19 Jan, 2013, Tyche wrote in the 78th comment:
Votes: 0
arendjr said:
I want someone standing behind the battlements on a high wall. He will have a clear view over the grasslands, and will see people approaching from afar. Except when they're on the back side of a hill. Except when there's fog. The engine will calculate whether there's line of sight. The engine will know the distance, and use it to determine whether you can identify the person, or even see whether is a human at all. The distance will determine if his arrows can reach the person.

I want someone walking on soft shoes that muffle his steps when he hears a conversation. He stops and hears the voices of a man and a woman and they're plotting to kill her husband. The sounds are coming from the little office around the corner. If only they had closed the door, he might not have heard them.

I want someone throwing a granade into a corridor. The corridor is tight and the pressure of the explosion is compressed into two directions. People get knocked off their feet. The sound of the blast will alarm everyone within hundreds of yards. Even outside a soft cracking sound is heard.

These are the things I can actually do with my system of propagating events. However the algorithms involved will often require access to hundreds of objects at once. When an event starts, you don't know in advance where it will end. It literally depends on things like doors or windows being open or closed, presence of fog, line of sight, etc.. This means you cannot prefetch the objects. If I would've used a database, it would result in hundreds or thousands of SQL queries. At this point, performance is down the drain.

Had I used a database for my project, my main distinctive feature would've been impossible to implement.

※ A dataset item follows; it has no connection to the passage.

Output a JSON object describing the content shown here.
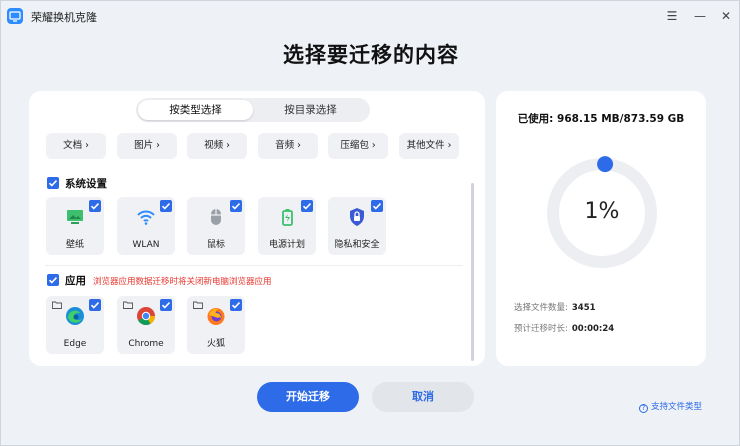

Most RDBMSs now implement spatial indexing systems. SQLite supports multi-dimensional R-Tree indexing. There's a higher level interface available called SpatialLite that allows you define geometries like rivers, trees, lakes, buildings. Note that by flipping a few configuration parameters in these databases all your data can reside in memory. Given the theme of Kelvin's article, you can save time and meet the game requirements above by using software already available.
19 Jan, 2013, arendjr wrote in the 79th comment:
Votes: 0
Tyche said:
Most RDBMSs now implement spatial indexing systems. SQLite supports multi-dimensional R-Tree indexing. There's a higher level interface available called SpatialLite that allows you define geometries like rivers, trees, lakes, buildings. Note that by flipping a few configuration parameters in these databases all your data can reside in memory.

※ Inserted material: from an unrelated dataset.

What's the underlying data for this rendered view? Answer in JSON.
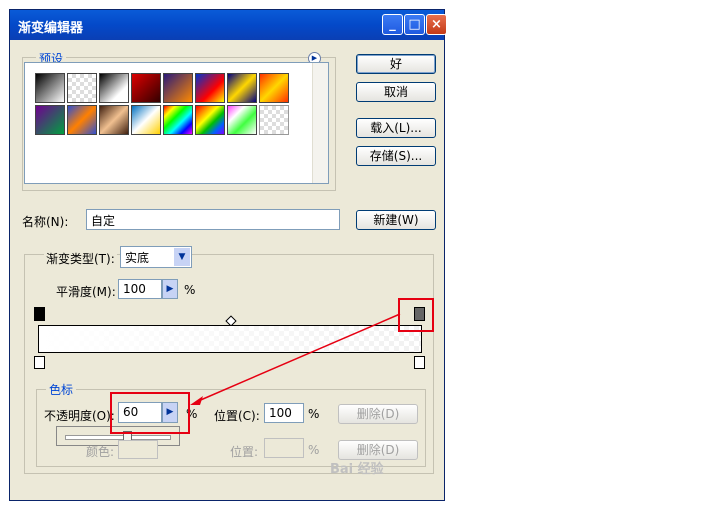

I know they do, but this would really only be relevent if it would fit my requirements, which it doesn't. In addition we already established in this thread to be using in-memory representations of the data, so doing another SQL query for this at runtime would be really awkward at best.

Tyche said:
Given the theme of Kelvin's article, you can save time and meet the game requirements above by using software already available.

I guess you should've first understood my game requirements before making that claim.
20 Jan, 2013, Tyche wrote in the 80th comment:
Votes: 0
arendjr said:
I know they do, but this would really only be relevent if it would fit my requirements, which it doesn't. In addition we already established in this thread to be using in-memory representations of the data, so doing another SQL query for this at runtime would be really awkward at best.

Presuming the requirements were the three paragraphs I quoted then it certainly does.
Probably not you, specifically, but some other person with the same requirements.